No deja atrás la crítica a la sociedad del tiempo que se enmarca la acción.
Esta descomposición familiar es como el símbolo de la corrupción y el derrumbamiento de todo un imperio lleno de ambiciones de dominio y de poder.
En cada uno de los personajes integrantes de la familia se da un aspecto, pero de forma más clara, y en el que coinciden más de ellos, es en el de Martin, interpretado por el actor Helmut Berger.
El análisis es exhaustivo, puntilloso y detenido, hecho con profundidad solemne, con esa recreación que Luchino Visconti pone en todas y cada una de sus obras, donde sobresale siempre, no sólo la reconstrucción histórica, dada a través de los magníficos decorados casi siempre operísticos, sino de los mil y un detalles que componen su complicada puesta en imagen, magistral, llena de personalidad y talento que le hace único e indiscutible.

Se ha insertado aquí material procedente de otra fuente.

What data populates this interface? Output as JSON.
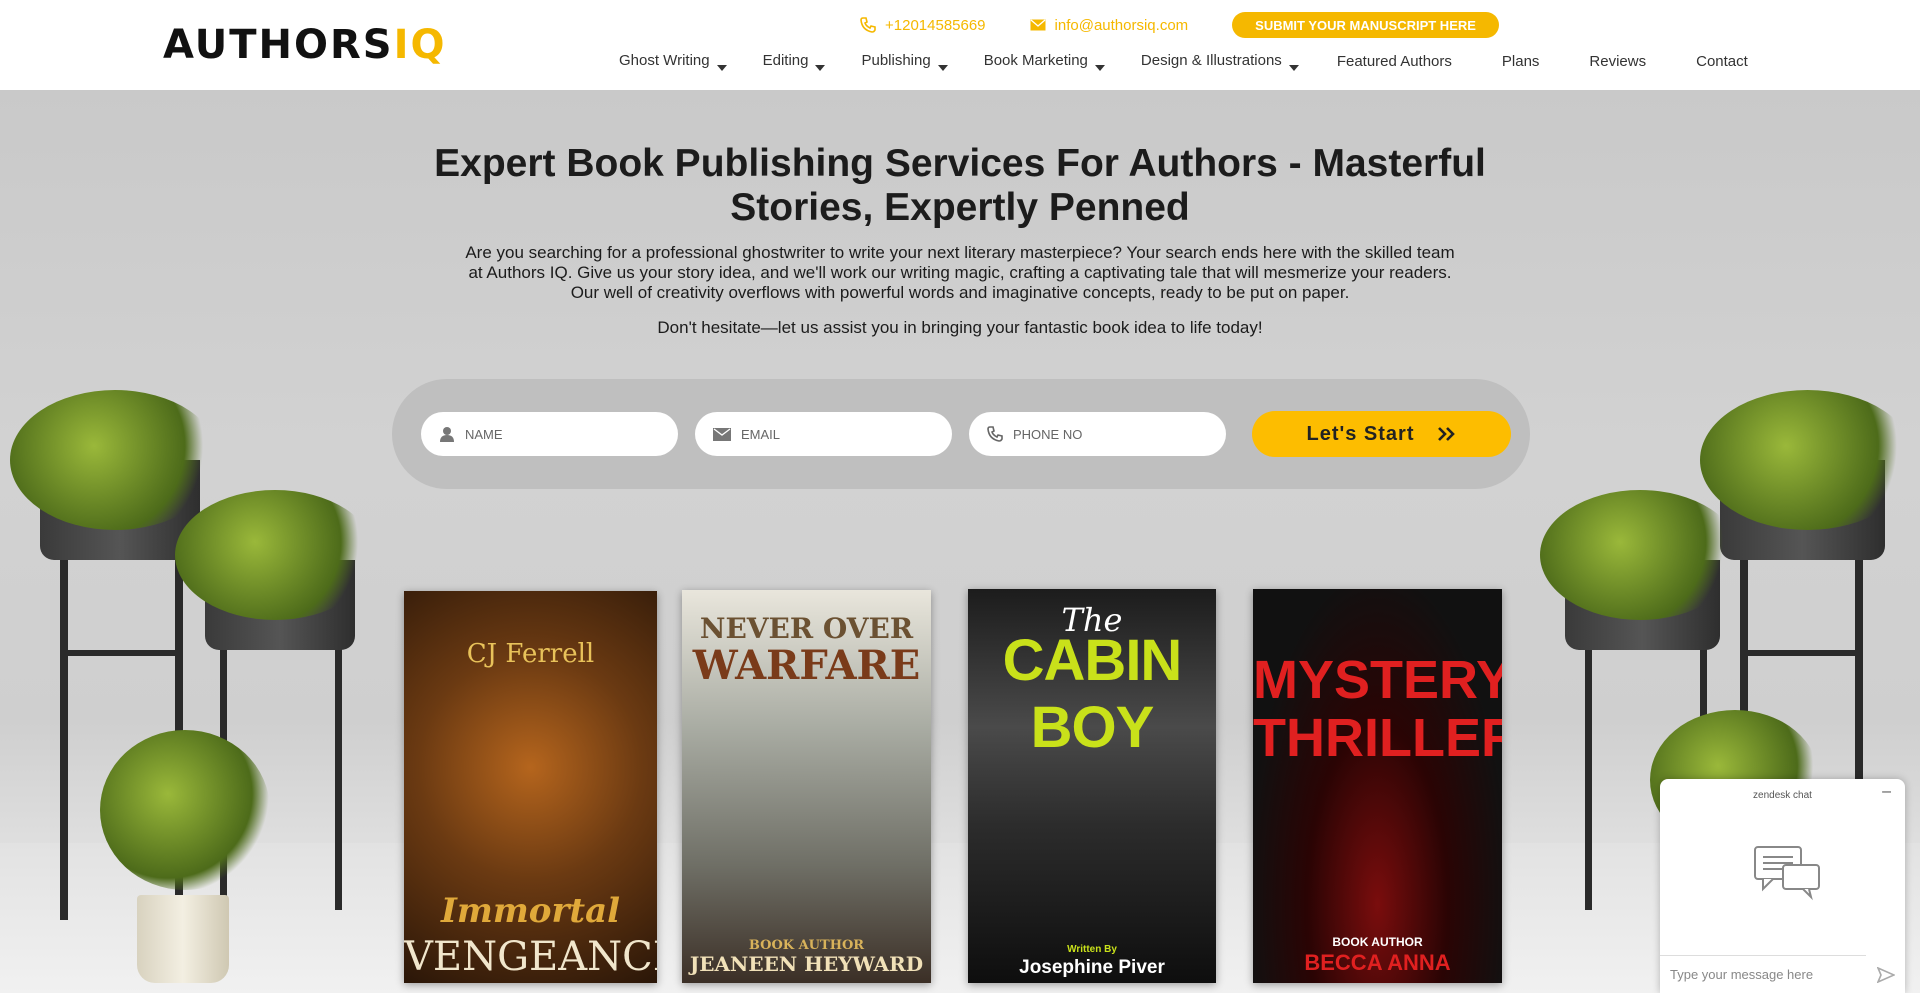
{
  "brand": {
    "logo_main": "AUTHORS",
    "logo_accent": "IQ",
    "accent_color": "#f5b800"
  },
  "topbar": {
    "phone": "+12014585669",
    "email": "info@authorsiq.com",
    "submit_label": "SUBMIT YOUR MANUSCRIPT HERE"
  },
  "nav": {
    "items": [
      {
        "label": "Ghost Writing",
        "dropdown": true
      },
      {
        "label": "Editing",
        "dropdown": true
      },
      {
        "label": "Publishing",
        "dropdown": true
      },
      {
        "label": "Book Marketing",
        "dropdown": true
      },
      {
        "label": "Design & Illustrations",
        "dropdown": true
      },
      {
        "label": "Featured Authors",
        "dropdown": false
      },
      {
        "label": "Plans",
        "dropdown": false
      },
      {
        "label": "Reviews",
        "dropdown": false
      },
      {
        "label": "Contact",
        "dropdown": false
      }
    ]
  },
  "hero": {
    "title": "Expert Book Publishing Services For Authors - Masterful Stories, Expertly Penned",
    "description": "Are you searching for a professional ghostwriter to write your next literary masterpiece? Your search ends here with the skilled team at Authors IQ. Give us your story idea, and we'll work our writing magic, crafting a captivating tale that will mesmerize your readers. Our well of creativity overflows with powerful words and imaginative concepts, ready to be put on paper.",
    "cta_line": "Don't hesitate—let us assist you in bringing your fantastic book idea to life today!"
  },
  "form": {
    "name_placeholder": "NAME",
    "email_placeholder": "EMAIL",
    "phone_placeholder": "PHONE NO",
    "submit_label": "Let's Start"
  },
  "books": [
    {
      "author_top": "CJ Ferrell",
      "title_line1": "Immortal",
      "title_line2": "VENGEANCE"
    },
    {
      "title_line1": "NEVER OVER",
      "title_line2": "WARFARE",
      "author_caption": "BOOK AUTHOR",
      "author": "JEANEEN HEYWARD"
    },
    {
      "title_small": "The",
      "title_line1": "CABIN BOY",
      "author_caption": "Written By",
      "author": "Josephine Piver"
    },
    {
      "title_line1": "MYSTERY",
      "title_line2": "THRILLER",
      "author_caption": "BOOK AUTHOR",
      "author": "BECCA ANNA"
    }
  ],
  "chat": {
    "title": "zendesk chat",
    "minimize": "–",
    "input_placeholder": "Type your message here"
  }
}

Luchino Visconti se plantea el film como un gran fresco histórico, aunque el relato no sea verídico, pero sí que coincide con muchos aspectos con el entorno histórico y los hechos acaecidos realmente.

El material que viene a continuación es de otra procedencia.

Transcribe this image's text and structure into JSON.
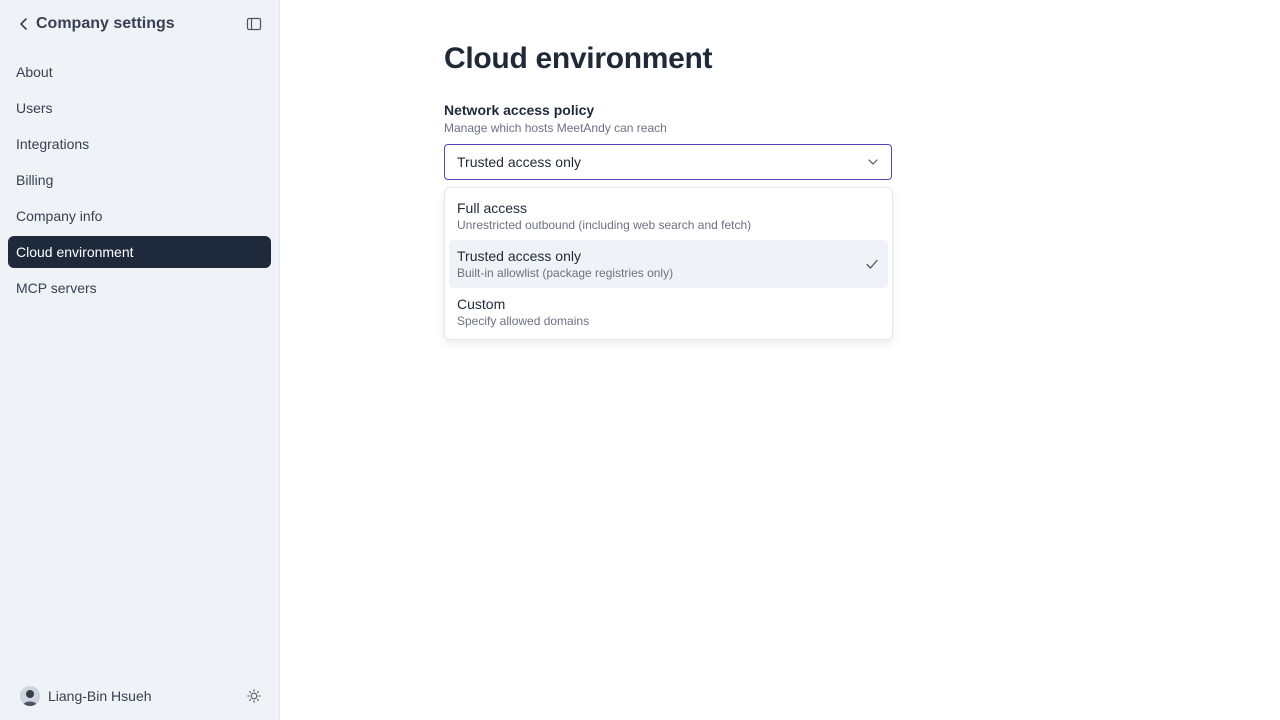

Por su forma, la cinta se nos antoja como una grandiosa y fastuosa película con cierto tono norteamericano, con escenas que son ciertamente espectaculares, llenas de tremendo realismo y de un fuerte impacto en el espectador.
En este aspecto quizás influya bastante la música de Maurice Jarre, con la que según parece el propio autor no estaba muy de acuerdo y junto a ella el excelente uso del color que da a la fotografía Armando Nannuzzi y Pasqualino de Santis.
Para esta magistral pintura cinematográfica, cuenta con un cuadro realmente envidiable de grandes actores, desde su favorito Helmut Berger, que consiguió sus mejores interpretaciones bajo su experta dirección, hasta Dick Bogarde a quien utilizaría posteriormente en Muerte en Venecia, sin olvidar los cuidados trabajos de Ingrid Thulin y Charlotte Rampling.
Una gran obra maestra que se puede situar a la altura de los films más logrados del cine italiano, cuya memoria perdurará para siempre.
Nominada al Oscar el guion y al Globo de oro Helmut Berger. Premio del Sindicato de periodista a la dirección y a Umberto Orsini. Premio NBR. Premios Sant Jordi a la mejor película extranjera y a Dick Bogarde.